About: Macclesfield District General Hospital Macclesfield District General Hospital Macclesfield SK10 3BL
Posted via NHS Choices
Following a Digital Rectal Examination, I was alarmed that the urologist was intending to undertake a biopsy without even discussing the options or risks with me (I was lucky that my Dad was able to advise me before seeing the urologist) like 3-6% risk of blood poisoning with little hope of finding anything as it only targets one part of the prostate gland.
I wasn't even told until I spoke to another urologist that it would be a Trans Rectal Ultra Sound guided (TRUS) biopsy. I was then told that having had two Prostate Specific Antigen (PSA) readings very close to one another (within a fortnight) was a trend and that with my father having prostate cancer and his father dying of prostate cancer (in his early 60's) was not a family history; without asking about any other family history - such as my mother dying of breast cancer aged 60 (in 2002, having had two forms of the cancer) and my paternal grandmother dying of breast cancer aged 50 (in 1952), or my maternal grandmother dying of ovarian cancer. My father had a similar PSA to mine when he was 20 years older than I am, with prostate cancer being diagnosed only a few years later.

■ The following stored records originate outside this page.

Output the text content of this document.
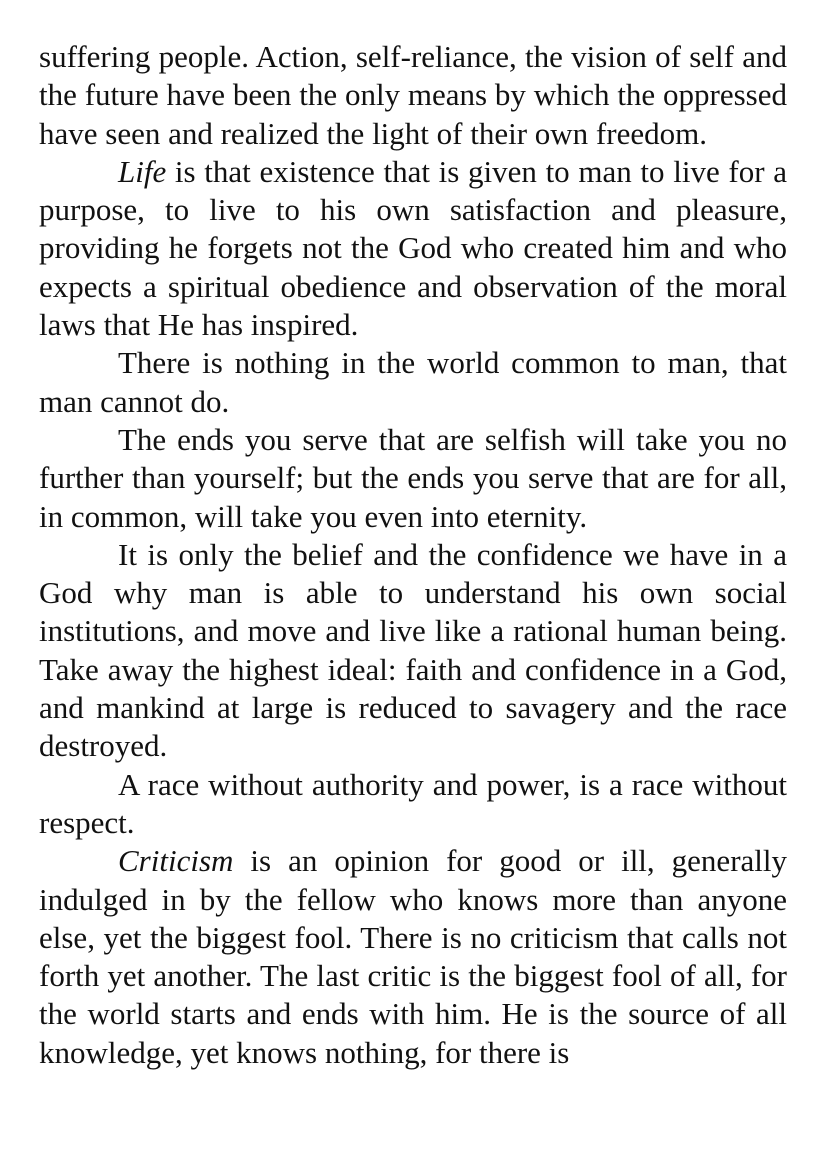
suffering people. Action, self-reliance, the vision of self and the future have been the only means by which the oppressed have seen and realized the light of their own freedom.

Life is that existence that is given to man to live for a purpose, to live to his own satisfaction and pleasure, providing he forgets not the God who created him and who expects a spiritual obedience and observation of the moral laws that He has inspired.

There is nothing in the world common to man, that man cannot do.

The ends you serve that are selfish will take you no further than yourself; but the ends you serve that are for all, in common, will take you even into eternity.

It is only the belief and the confidence we have in a God why man is able to understand his own social institutions, and move and live like a rational human being. Take away the highest ideal: faith and confidence in a God, and mankind at large is reduced to savagery and the race destroyed.

A race without authority and power, is a race without respect.

Criticism is an opinion for good or ill, generally indulged in by the fellow who knows more than anyone else, yet the biggest fool. There is no criticism that calls not forth yet another. The last critic is the biggest fool of all, for the world starts and ends with him. He is the source of all knowledge, yet knows nothing, for there is
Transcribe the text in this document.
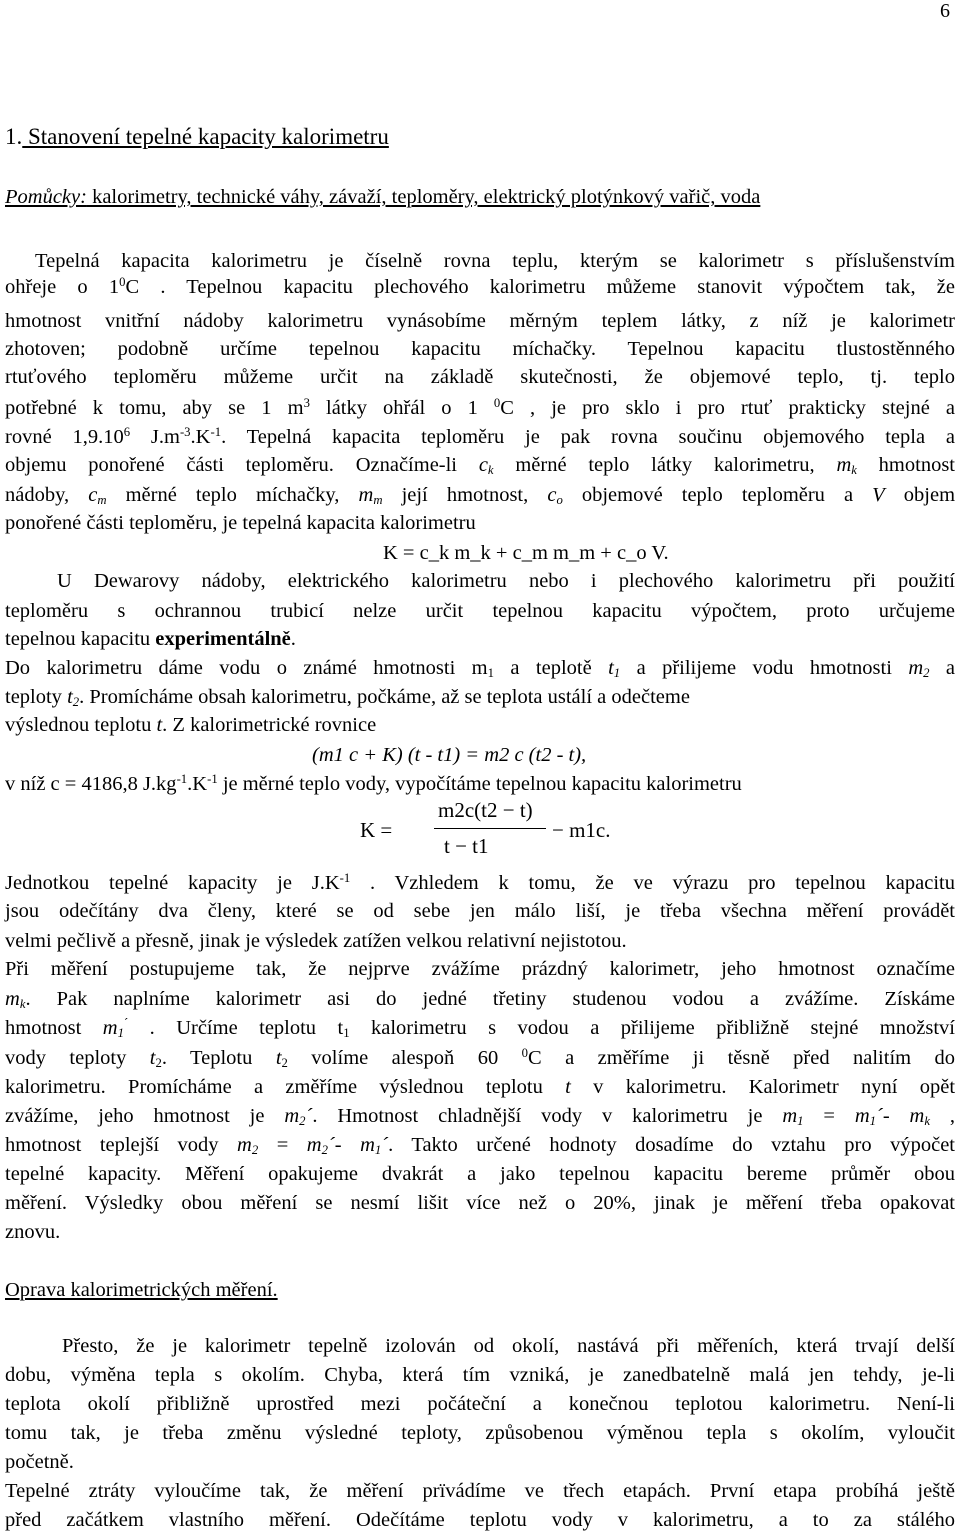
6
1. Stanovení tepelné kapacity kalorimetru
Pomůcky: kalorimetry, technické váhy, závaží, teploměry, elektrický plotýnkový vařič, voda
Tepelná kapacita kalorimetru je číselně rovna teplu, kterým se kalorimetr s příslušenstvím
ohřeje o $1^0C$ . Tepelnou kapacitu plechového kalorimetru můžeme stanovit výpočtem tak, že
hmotnost vnitřní nádoby kalorimetru vynásobíme měrným teplem látky, z níž je kalorimetr
zhotoven; podobně určíme tepelnou kapacitu míchačky. Tepelnou kapacitu tlustostěnného
rtuťového teploměru můžeme určit na základě skutečnosti, že objemové teplo, tj. teplo
potřebné k tomu, aby se 1 $m^3$ látky ohřál o 1 $^0$C , je pro sklo i pro rtuť prakticky stejné a
rovné 1,9.10$^6$ $J.m^{-3}.K^{-1}$. Tepelná kapacita teploměru je pak rovna součinu objemového tepla a
objemu ponořené části teploměru. Označíme-li $c_k$ měrné teplo látky kalorimetru, $m_k$ hmotnost
nádoby, $c_m$ měrné teplo míchačky, $m_m$ její hmotnost, $c_o$ objemové teplo teploměru a V objem
ponořené části teploměru, je tepelná kapacita kalorimetru
K = c_k m_k + c_m m_m + c_o V.
U Dewarovy nádoby, elektrického kalorimetru nebo i plechového kalorimetru při použití
teploměru s ochrannou trubicí nelze určit tepelnou kapacitu výpočtem, proto určujeme
tepelnou kapacitu experimentálně.
Do kalorimetru dáme vodu o známé hmotnosti $m_1$ a teplotě $t_1$ a přilijeme vodu hmotnosti $m_2$ a
teploty $t_2$. Promícháme obsah kalorimetru, počkáme, až se teplota ustálí a odečteme
výslednou teplotu t. Z kalorimetrické rovnice
(m1 c + K) (t - t1) = m2 c (t2 - t),
v níž c = 4186,8 $J.kg^{-1}.K^{-1}$ je měrné teplo vody, vypočítáme tepelnou kapacitu kalorimetru
K =
m2c(t2 − t)
t − t1
− m1c.
Jednotkou tepelné kapacity je $J.K^{-1}$ . Vzhledem k tomu, že ve výrazu pro tepelnou kapacitu
jsou odečítány dva členy, které se od sebe jen málo liší, je třeba všechna měření provádět
velmi pečlivě a přesně, jinak je výsledek zatížen velkou relativní nejistotou.
Při měření postupujeme tak, že nejprve zvážíme prázdný kalorimetr, jeho hmotnost označíme
$m_k$. Pak naplníme kalorimetr asi do jedné třetiny studenou vodou a zvážíme. Získáme
hmotnost $m_1^´$ . Určíme teplotu $t_1$ kalorimetru s vodou a přilijeme přibližně stejné množství
vody teploty $t_2$. Teplotu $t_2$ volíme alespoň 60 $^0$C a změříme ji těsně před nalitím do
kalorimetru. Promícháme a změříme výslednou teplotu t v kalorimetru. Kalorimetr nyní opět
zvážíme, jeho hmotnost je $m_2´$. Hmotnost chladnější vody v kalorimetru je $m_1$ = $m_1´-$ $m_k$ ,
hmotnost teplejší vody $m_2$ = $m_2´-$ $m_1´$. Takto určené hodnoty dosadíme do vztahu pro výpočet
tepelné kapacity. Měření opakujeme dvakrát a jako tepelnou kapacitu bereme průměr obou
měření. Výsledky obou měření se nesmí lišit více než o 20%, jinak je měření třeba opakovat
znovu.
Oprava kalorimetrických měření.
Přesto, že je kalorimetr tepelně izolován od okolí, nastává při měřeních, která trvají delší
dobu, výměna tepla s okolím. Chyba, která tím vzniká, je zanedbatelně malá jen tehdy, je-li
teplota okolí přibližně uprostřed mezi počáteční a konečnou teplotou kalorimetru. Není-li
tomu tak, je třeba změnu výsledné teploty, způsobenou výměnou tepla s okolím, vyloučit
početně.
Tepelné ztráty vyloučíme tak, že měření prïvádíme ve třech etapách. První etapa probíhá ještě
před začátkem vlastního měření. Odečítáme teplotu vody v kalorimetru, a to za stálého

I have been left with a sense of little trust in MDGH regarding prostate care. I am very strongly of the opinion that unless an Magnetic Resonance Imaging (MRI) identifies an area of concern in my prostate gland then there is no point in undertaking a biopsy, especially a TRUS biopsy.
MDGH need to get up to speed with Basingstoke, Oxford, Milton Keynes, etc. in using MRI before biopsy of the prostate.
TRUS biopsy is only 30% accurate; a targeted biopsy following MRI is 60% accurate.
The MRI needs to be at least 3 tesla and multi-parametric with at least 3 imaging methods to be accurate enough.
If the MRI doesn't find anything suspicious, then the biopsy won't find anything either.